Your Questions Answered
At Ashlar, I firmly b that an educated home buyer or seller is best equipped to make their own decisions. That’s why I take time out of my day each and every day to answer someone’s real estate question. And, when I think the answer can be useful to you as well, I share it here. So without further ado:
Yes it affects condos.
Two main things going on in condo world:
1) Condo structure insurance is through the roof for the same reason as single family homeowner’s is. Big jumps in many monthly condo fees to cover this shortfall, plus rise in claims as many structures age with deferred maintenance.
2) You may have heard of the Surfside condo tower collapse that happened last year in Miami. Well there’s been some state regulatory changes that have happened because of that which is costing many towers a ton of money as they are now looking at engineering inspections to make sure they are also not going to collapse. This is overall a good thing but the immediate effect is condo assessments (i.e. one time payments to cover a massive expense) and/or increased monthly fees to stockpile the cash necessary to deal with this in the future. This state requirement I believe only applies to 3 stories or more, but that covers a lot of condos. And even those condos under 3 stories as well as townhomes are both old enough to develop major issues and have been given a closer look / concern by residents.
Anecdotally there’s also a number of condos around locally that are paying more attention to their structure after that. One in St Pete had to have the sliding glass doors screwed shut by management because the balconies were literally falling off. Others have deferred roof replacements, assessments for rotted beams, all sorts of things. Most constructions and condos are well over that 30 year mark and some even 60+.

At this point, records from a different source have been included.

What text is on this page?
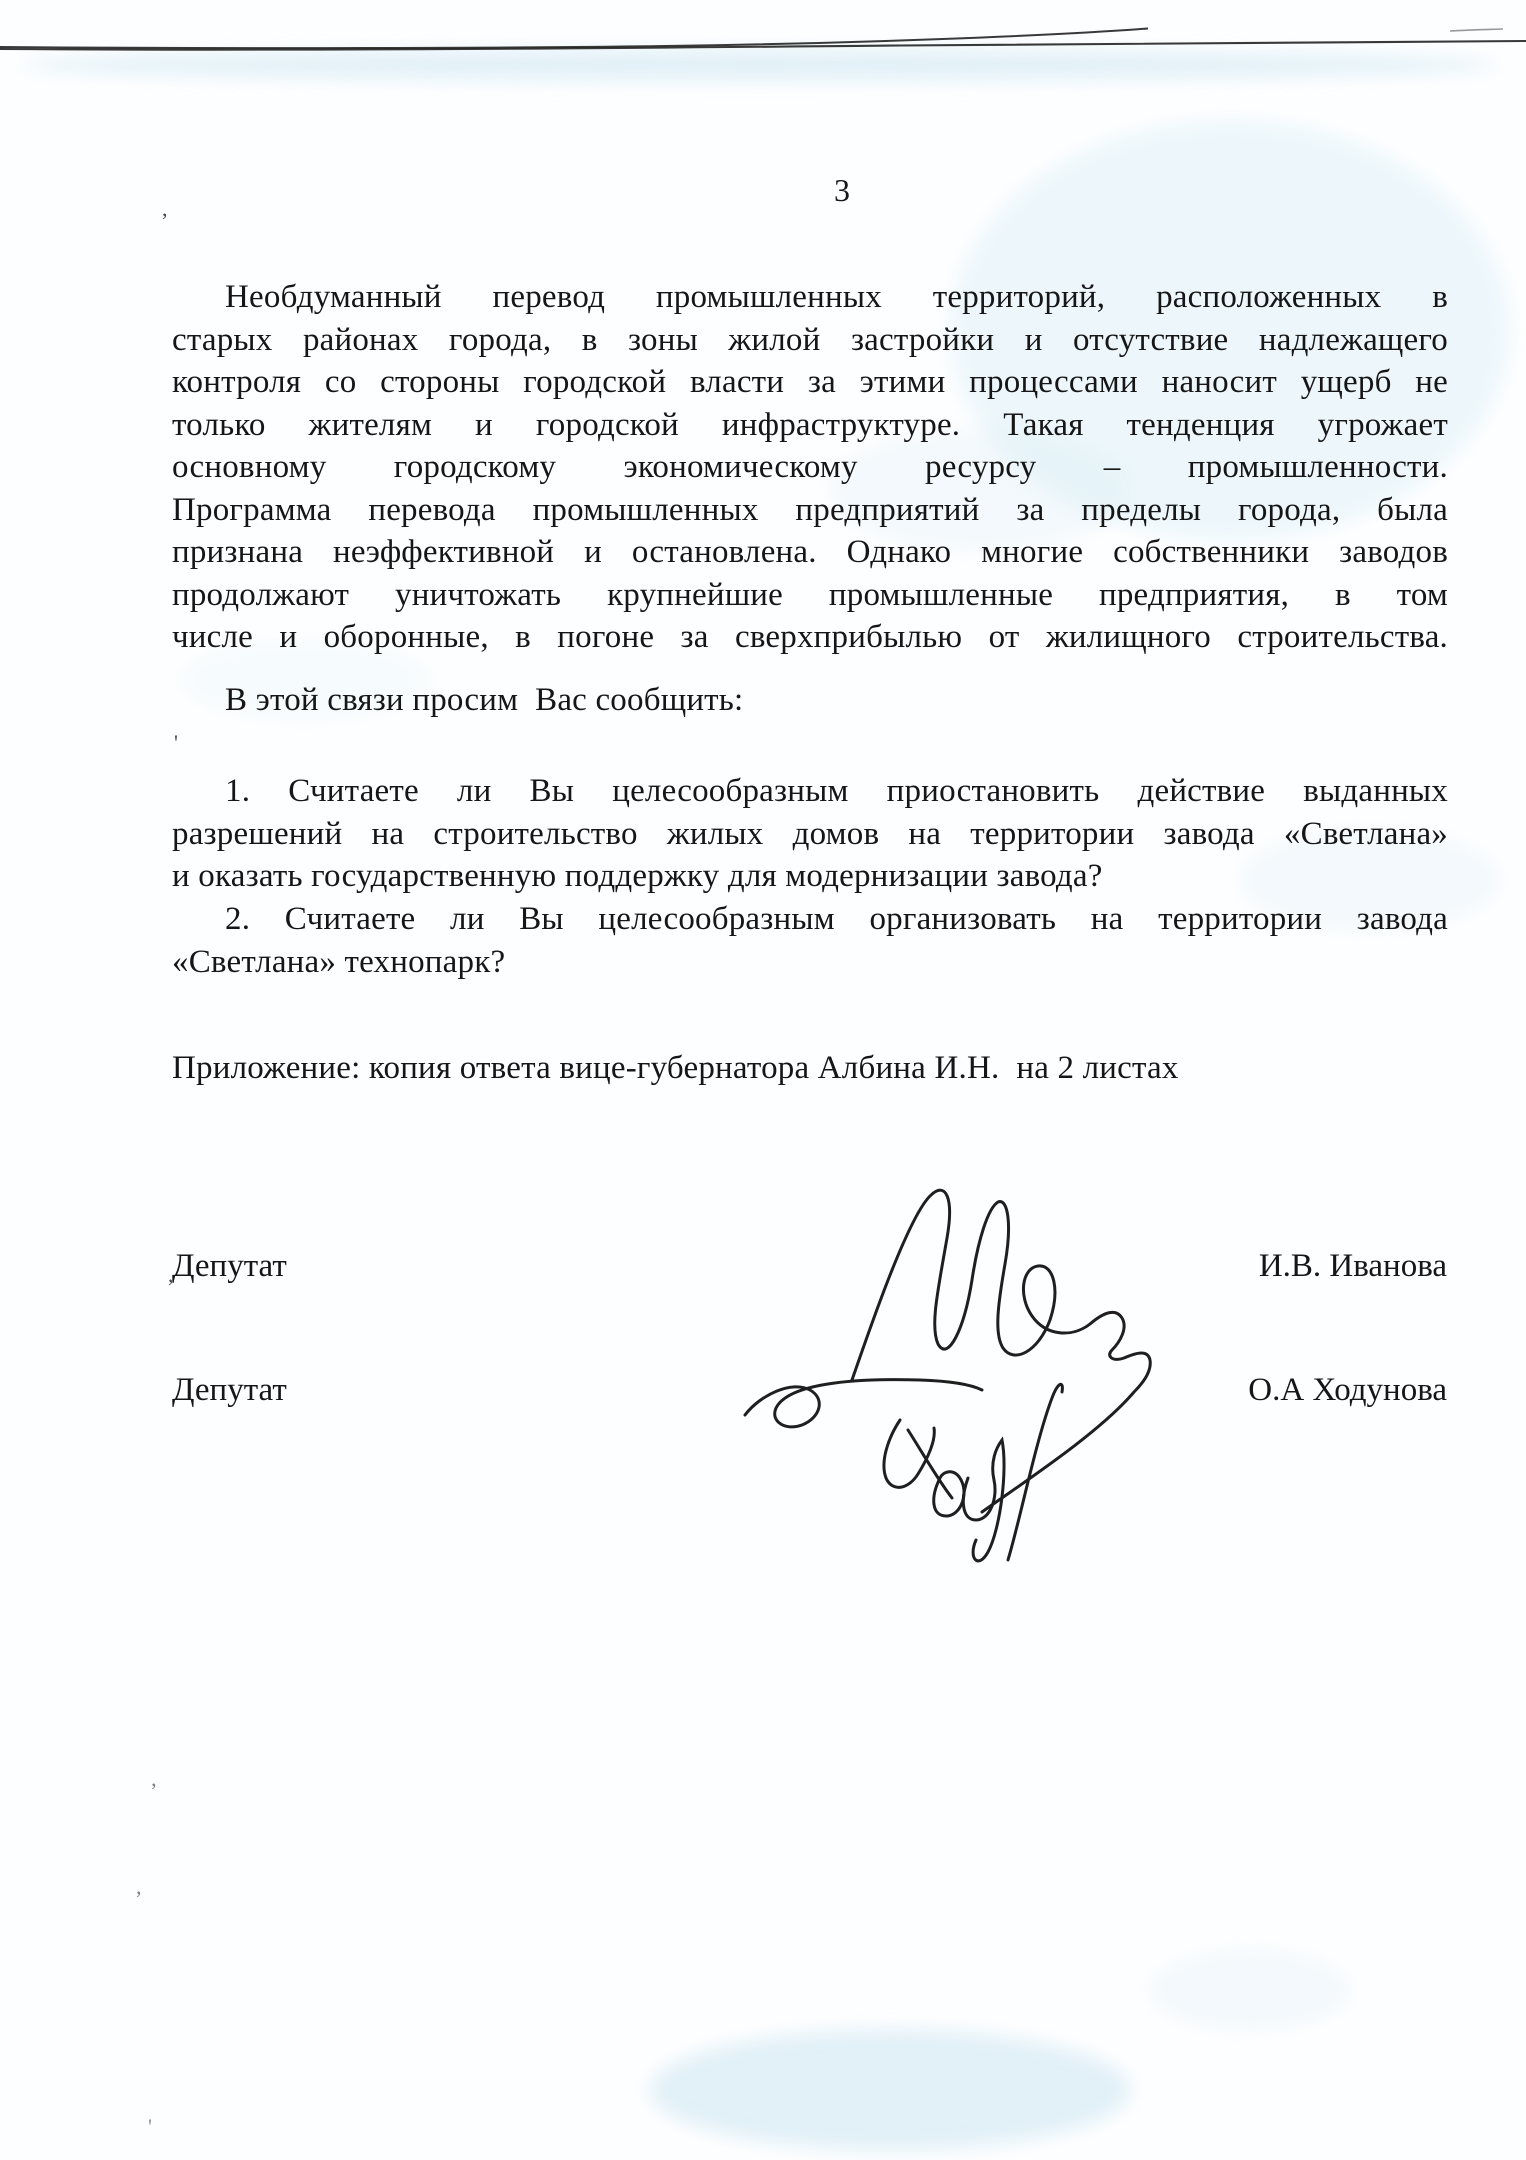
3
,
'
,
’
,
'
Необдуманный перевод промышленных территорий, расположенных в
старых районах города, в зоны жилой застройки и отсутствие надлежащего
контроля со стороны городской власти за этими процессами наносит ущерб не
только жителям и городской инфраструктуре. Такая тенденция угрожает
основному городскому экономическому ресурсу – промышленности.
Программа перевода промышленных предприятий за пределы города, была
признана неэффективной и остановлена. Однако многие собственники заводов
продолжают уничтожать крупнейшие промышленные предприятия, в том
числе и оборонные, в погоне за сверхприбылью от жилищного строительства.
В этой связи просим  Вас сообщить:
1. Считаете ли Вы целесообразным приостановить действие выданных
разрешений на строительство жилых домов на территории завода «Светлана»
и оказать государственную поддержку для модернизации завода?
2. Считаете ли Вы целесообразным организовать на территории завода
«Светлана» технопарк?
Приложение: копия ответа вице-губернатора Албина И.Н.  на 2 листах
Депутат	И.В. Иванова
Депутат	О.А Ходунова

Everyone likes to complain about high monthly condo fees, but if you see a condo that has tons of ameneties or is a tower but is only charging $200/mo then more than likely a huge bill is going to come due down the road. It’s not “condo board stealing our money” it’s “structures need money to be maintained… they do not survive indefinately with no maintenance and routinely need large projects.” 150k-200k roof replacement for medium sized condos is not unusual ini the least.